Morrill is about to have another permanent home in the Beehive State. He'll be enshrined and immortalized in the Utah Sports Hall of Fame as part of the powerhouse Class of 2025 along with Mary Kay Amicone, John Buck, Wally Joyner and Holly Rowe.
There's still time to buy tickets to attend the 2025 Hall of Fame banquet and induction, which will take place on Monday, Sept. 22, at the Little America Hotel in Salt Lake City. Visit our website at https://www.utahsportshalloffame.org/ to register. We'd love to celebrate these local legends with you!
As for other Utah ties, Morrill's transplanted roots sank especially deep into Logan and Utah State University. “Five football coaches, four athletic directors, three presidents and one Stew Morrill.” That’s how a Salt Lake Tribune writer once captured his longevity on the campus, amid the seemingly constant turnover in other high-profile positions. His assessment of his performance was always modest; he would just say he “won enough to keep working.”
That’s one way to describe a 402-156 record in those 17 seasons. The 72% winning rate illustrated how he kept maximizing rosters that included only one future NBA player, Desmond Penigar (who appeared in 10 games in the league).
Just the same, Morrill and his staff were known for recruiting and developing players. The likes of Tony Brown, Jaycee Carroll, Gary Wilkinson and Tai Wesley, all from within 125 miles of Logan, became All-Americans.

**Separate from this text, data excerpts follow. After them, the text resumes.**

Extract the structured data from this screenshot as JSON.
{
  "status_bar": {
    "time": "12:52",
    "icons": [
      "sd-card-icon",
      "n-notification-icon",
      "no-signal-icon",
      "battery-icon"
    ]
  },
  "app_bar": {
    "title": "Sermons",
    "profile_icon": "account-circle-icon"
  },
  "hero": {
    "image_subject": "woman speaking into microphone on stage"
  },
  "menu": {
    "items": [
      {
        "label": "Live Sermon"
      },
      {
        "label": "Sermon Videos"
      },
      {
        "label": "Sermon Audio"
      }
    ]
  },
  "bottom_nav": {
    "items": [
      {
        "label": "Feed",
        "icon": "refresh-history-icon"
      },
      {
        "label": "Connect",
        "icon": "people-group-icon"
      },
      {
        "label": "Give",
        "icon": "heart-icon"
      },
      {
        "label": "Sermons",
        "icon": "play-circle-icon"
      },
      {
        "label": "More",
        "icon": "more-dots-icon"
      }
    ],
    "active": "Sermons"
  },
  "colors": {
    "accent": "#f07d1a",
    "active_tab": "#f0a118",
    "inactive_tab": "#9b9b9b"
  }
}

Having grown up in Provo, Morrill would have deserved Utah Sports Hall of Fame induction regardless of the geography of his 40 years in coaching, after he played for Ricks College and Gonzaga University. He thrived as a head coach at Montana and Colorado State, after working as a graduate assistant at Gonzaga and as an assistant coach at Montana. Yet there’s no doubt that the move to USU would define his career, resulting in the recent naming of “Stew Morrill Court” in the Spectrum, where he won nearly 90% of his home games (248-32).

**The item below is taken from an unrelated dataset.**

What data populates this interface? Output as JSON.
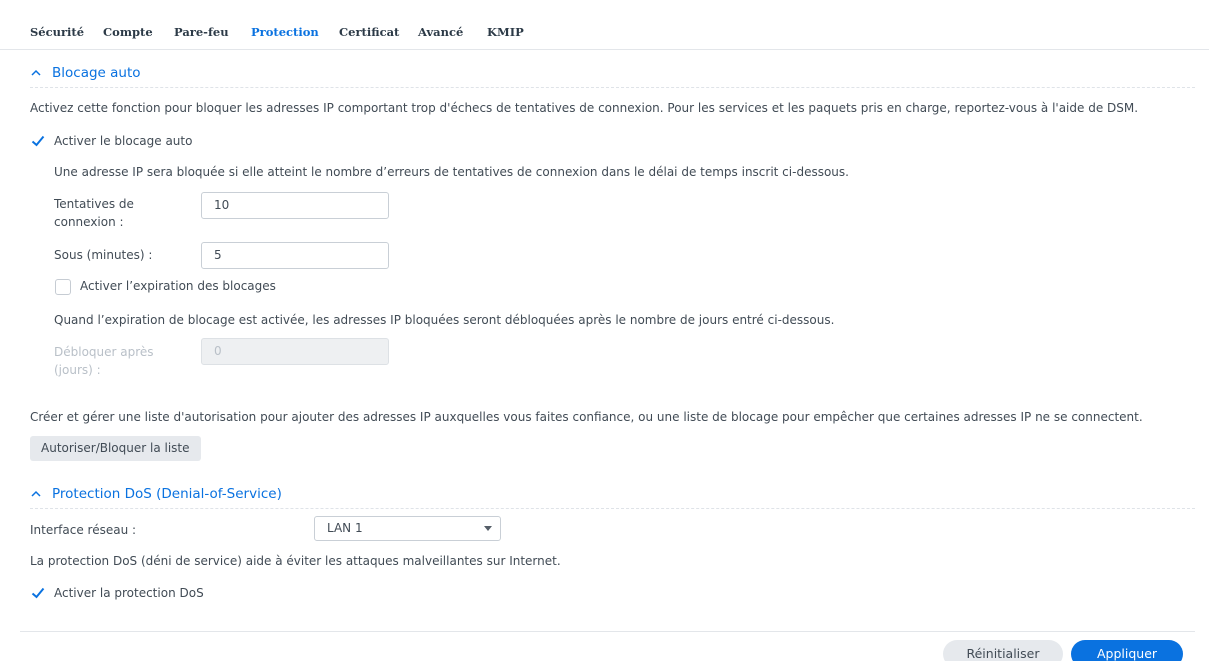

As he often said, “I didn’t come home to fail.” And as the “HURD” student section chanted, “Whose house? Stew’s house?”
Maybe all of this was foreshadowed in 1862, when the Morrill Act created land-grant colleges such as USU. This coach, and this school, seemingly were made for each other.
Randy Rahe, Weber State’s longtime head coach after being Stew’s assistant at CSU and USU, once observed, “Every once in a while as coaches, you find a perfect fit.”
What’s more, Morrill's success hardly could have come at a better time for USU Athletics. While he was winning at least 21 games in every season from 2000-13 and making eight NCAA Tournament appearances, the football program was continually searching for the right coach and a conference home. His basketball teams were the constant on campus, a rallying point for the community with the power to make Cache Valley winters “more bearable,” as former USU president Stan Albrecht once said.
That’s the kind of influence that Morrill wielded, making his home state forever proud of him.
Utah appreciates what you have done for this state, Stew. Thank you and congrats!